For a start the bomb disposal team hardly seemed professional even before James arrives to disrupt them. They seem to wander around Iraq a bit like we used to around Nottingham as students in between lessons at Uni.

Then James arrives and things get even more reckless. He clearly gets an adrenaline rush from disarming IEDs (improvised explosive devices), regardless of the risk to his safety or that of others. Preferably he’d like to be peppered with sniper fire whist he’s doing it. Which may be fair enough, maybe, but would the army really let him get away with being so reckless? His attitude puts others at risk. Anyone behaving in that way would either be severely disciplined or severely dead.



He refuses to use the bomb disposal ‘robot’ and annoys his colleagues by removing his radio headset. At one stage when he encounters a car bomb he removes his protective suit as he looks for the trigger wire. Brave or just plain stupid?
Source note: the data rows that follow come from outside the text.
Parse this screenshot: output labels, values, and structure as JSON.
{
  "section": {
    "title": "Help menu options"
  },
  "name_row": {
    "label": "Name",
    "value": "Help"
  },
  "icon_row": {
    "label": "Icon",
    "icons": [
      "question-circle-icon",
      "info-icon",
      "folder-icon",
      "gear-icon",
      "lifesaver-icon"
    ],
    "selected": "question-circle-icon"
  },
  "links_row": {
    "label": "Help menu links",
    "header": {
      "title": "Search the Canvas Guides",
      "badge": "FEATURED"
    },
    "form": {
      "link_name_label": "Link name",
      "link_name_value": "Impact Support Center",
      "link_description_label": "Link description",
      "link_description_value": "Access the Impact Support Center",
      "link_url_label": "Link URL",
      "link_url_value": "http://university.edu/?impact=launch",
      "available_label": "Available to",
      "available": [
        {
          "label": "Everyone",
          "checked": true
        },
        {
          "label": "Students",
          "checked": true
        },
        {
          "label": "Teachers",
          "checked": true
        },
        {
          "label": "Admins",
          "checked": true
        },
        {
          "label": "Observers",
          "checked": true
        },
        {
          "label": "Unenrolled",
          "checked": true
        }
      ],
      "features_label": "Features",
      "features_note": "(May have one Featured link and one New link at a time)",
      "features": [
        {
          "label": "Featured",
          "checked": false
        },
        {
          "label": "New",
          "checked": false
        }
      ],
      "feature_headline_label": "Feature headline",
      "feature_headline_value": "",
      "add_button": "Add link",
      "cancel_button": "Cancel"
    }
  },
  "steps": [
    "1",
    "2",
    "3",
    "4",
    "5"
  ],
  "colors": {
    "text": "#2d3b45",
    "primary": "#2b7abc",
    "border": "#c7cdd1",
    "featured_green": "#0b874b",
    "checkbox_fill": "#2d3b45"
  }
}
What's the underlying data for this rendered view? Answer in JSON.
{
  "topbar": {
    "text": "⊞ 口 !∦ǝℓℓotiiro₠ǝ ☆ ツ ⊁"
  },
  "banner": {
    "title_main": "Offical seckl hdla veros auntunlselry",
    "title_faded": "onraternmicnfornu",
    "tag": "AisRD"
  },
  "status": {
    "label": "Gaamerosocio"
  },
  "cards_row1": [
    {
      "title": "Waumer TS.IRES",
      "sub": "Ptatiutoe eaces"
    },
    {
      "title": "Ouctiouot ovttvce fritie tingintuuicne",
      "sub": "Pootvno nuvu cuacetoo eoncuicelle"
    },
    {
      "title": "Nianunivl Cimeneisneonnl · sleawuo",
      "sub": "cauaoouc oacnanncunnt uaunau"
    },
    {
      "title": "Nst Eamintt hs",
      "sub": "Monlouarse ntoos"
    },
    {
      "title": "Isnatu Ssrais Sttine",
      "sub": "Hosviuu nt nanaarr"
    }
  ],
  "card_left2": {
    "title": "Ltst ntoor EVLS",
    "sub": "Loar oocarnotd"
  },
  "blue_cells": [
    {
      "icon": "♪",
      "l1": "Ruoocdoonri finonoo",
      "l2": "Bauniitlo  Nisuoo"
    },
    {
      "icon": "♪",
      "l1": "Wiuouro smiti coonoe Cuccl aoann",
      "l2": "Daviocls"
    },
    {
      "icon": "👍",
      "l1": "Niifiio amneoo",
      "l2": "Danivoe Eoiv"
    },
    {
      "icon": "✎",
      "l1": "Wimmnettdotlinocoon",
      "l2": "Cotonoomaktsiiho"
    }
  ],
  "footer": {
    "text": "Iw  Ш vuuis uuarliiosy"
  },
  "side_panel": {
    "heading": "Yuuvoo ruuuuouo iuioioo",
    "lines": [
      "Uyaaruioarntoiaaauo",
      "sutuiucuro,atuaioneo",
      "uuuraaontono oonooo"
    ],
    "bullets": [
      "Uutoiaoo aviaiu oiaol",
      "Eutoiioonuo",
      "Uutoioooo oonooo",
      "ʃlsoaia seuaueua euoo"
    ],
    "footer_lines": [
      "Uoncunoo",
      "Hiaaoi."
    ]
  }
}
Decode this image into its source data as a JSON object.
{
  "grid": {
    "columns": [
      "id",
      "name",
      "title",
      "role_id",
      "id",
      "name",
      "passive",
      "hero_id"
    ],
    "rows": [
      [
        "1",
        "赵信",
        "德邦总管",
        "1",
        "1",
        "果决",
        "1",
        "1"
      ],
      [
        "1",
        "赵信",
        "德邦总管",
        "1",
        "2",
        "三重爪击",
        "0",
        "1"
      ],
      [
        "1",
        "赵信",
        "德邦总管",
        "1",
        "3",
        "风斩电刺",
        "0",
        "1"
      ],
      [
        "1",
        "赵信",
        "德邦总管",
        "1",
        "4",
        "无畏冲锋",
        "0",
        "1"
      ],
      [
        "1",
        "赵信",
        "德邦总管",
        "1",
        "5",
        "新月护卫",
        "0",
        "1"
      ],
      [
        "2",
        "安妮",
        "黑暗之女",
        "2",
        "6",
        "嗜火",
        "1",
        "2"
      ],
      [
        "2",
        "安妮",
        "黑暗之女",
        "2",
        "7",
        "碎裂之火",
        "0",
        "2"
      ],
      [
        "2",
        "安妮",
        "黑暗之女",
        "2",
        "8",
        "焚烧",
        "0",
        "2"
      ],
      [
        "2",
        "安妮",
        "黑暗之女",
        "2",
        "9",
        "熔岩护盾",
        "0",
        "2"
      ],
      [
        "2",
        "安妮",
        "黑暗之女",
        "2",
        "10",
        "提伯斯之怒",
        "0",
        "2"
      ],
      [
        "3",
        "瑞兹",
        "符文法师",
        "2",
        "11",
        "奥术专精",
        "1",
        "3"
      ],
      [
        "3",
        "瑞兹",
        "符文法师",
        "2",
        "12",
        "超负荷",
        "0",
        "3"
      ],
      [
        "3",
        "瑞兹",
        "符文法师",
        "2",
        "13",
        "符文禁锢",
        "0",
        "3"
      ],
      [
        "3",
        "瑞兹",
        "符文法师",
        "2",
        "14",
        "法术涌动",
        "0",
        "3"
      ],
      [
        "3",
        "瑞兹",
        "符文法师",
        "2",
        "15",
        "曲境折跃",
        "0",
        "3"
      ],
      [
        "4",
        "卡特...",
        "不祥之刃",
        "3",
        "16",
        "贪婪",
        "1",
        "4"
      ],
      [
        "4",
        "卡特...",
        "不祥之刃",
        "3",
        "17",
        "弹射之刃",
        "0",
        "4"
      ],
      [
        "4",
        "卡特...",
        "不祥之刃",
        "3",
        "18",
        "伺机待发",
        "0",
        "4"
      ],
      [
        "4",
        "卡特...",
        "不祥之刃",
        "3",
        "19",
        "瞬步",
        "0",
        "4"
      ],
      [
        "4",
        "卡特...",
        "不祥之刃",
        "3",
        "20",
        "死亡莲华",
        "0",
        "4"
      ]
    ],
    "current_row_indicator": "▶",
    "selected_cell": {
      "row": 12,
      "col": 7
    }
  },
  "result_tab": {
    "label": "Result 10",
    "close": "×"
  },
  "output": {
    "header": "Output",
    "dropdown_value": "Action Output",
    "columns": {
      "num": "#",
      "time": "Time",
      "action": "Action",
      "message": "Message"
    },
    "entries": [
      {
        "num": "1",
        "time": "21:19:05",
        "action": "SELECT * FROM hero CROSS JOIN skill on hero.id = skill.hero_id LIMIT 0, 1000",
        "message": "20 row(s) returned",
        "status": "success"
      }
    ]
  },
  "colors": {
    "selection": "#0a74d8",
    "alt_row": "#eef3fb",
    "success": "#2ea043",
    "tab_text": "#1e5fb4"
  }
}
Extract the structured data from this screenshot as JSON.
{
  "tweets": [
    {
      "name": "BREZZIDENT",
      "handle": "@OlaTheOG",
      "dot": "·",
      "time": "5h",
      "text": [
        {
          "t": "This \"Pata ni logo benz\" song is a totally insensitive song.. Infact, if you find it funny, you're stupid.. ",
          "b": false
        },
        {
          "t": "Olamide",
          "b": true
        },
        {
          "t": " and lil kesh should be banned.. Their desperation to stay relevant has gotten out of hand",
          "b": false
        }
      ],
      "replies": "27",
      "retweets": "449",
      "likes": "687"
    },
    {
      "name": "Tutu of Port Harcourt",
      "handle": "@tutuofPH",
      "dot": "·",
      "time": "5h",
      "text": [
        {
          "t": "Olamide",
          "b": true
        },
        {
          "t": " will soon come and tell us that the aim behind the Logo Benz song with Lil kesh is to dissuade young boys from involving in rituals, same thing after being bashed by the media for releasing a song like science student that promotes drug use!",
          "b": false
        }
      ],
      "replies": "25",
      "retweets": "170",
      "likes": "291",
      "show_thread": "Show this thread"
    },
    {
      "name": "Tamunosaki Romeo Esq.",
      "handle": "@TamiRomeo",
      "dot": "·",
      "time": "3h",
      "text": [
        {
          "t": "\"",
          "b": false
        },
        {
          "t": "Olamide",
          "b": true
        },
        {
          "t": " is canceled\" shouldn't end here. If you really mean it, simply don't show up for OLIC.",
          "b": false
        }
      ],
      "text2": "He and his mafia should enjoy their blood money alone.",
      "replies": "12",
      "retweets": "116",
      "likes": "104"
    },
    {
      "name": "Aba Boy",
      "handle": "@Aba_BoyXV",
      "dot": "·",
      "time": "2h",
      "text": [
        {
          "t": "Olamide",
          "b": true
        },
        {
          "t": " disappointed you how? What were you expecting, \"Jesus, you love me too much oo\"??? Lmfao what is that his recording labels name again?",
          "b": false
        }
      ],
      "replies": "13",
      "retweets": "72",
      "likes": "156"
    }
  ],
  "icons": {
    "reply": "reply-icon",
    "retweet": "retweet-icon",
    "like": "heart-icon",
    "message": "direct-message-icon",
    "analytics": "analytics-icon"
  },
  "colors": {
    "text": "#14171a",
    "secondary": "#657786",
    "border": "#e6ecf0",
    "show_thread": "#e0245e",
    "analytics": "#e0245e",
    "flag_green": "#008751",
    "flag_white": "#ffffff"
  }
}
Then when he encounters the dead body of what he thinks is a young Iraqi boy he had befriended, that has been turned into a body bomb, he goes off on one and attempts to find out who is responsible. In Baghdad, on his own, at night. Then he simply wanders back through the streets to the compound. A bit far fetched I would have thought. Then he enlists his team to help him pursue his personal quest and gets one of them shot in the leg.



We never quite get to the bottom of why he behaves like this. We just assume he’s a nutter. We do see him back at home with his family, visibly bored. Without the stimulation of war he is nothing. So at the finish we find him back in Iraq, ready for another year in the war zone.

So it's another gung-ho American war film then, realism suspended, but gets the best picture Oscar. Sorted.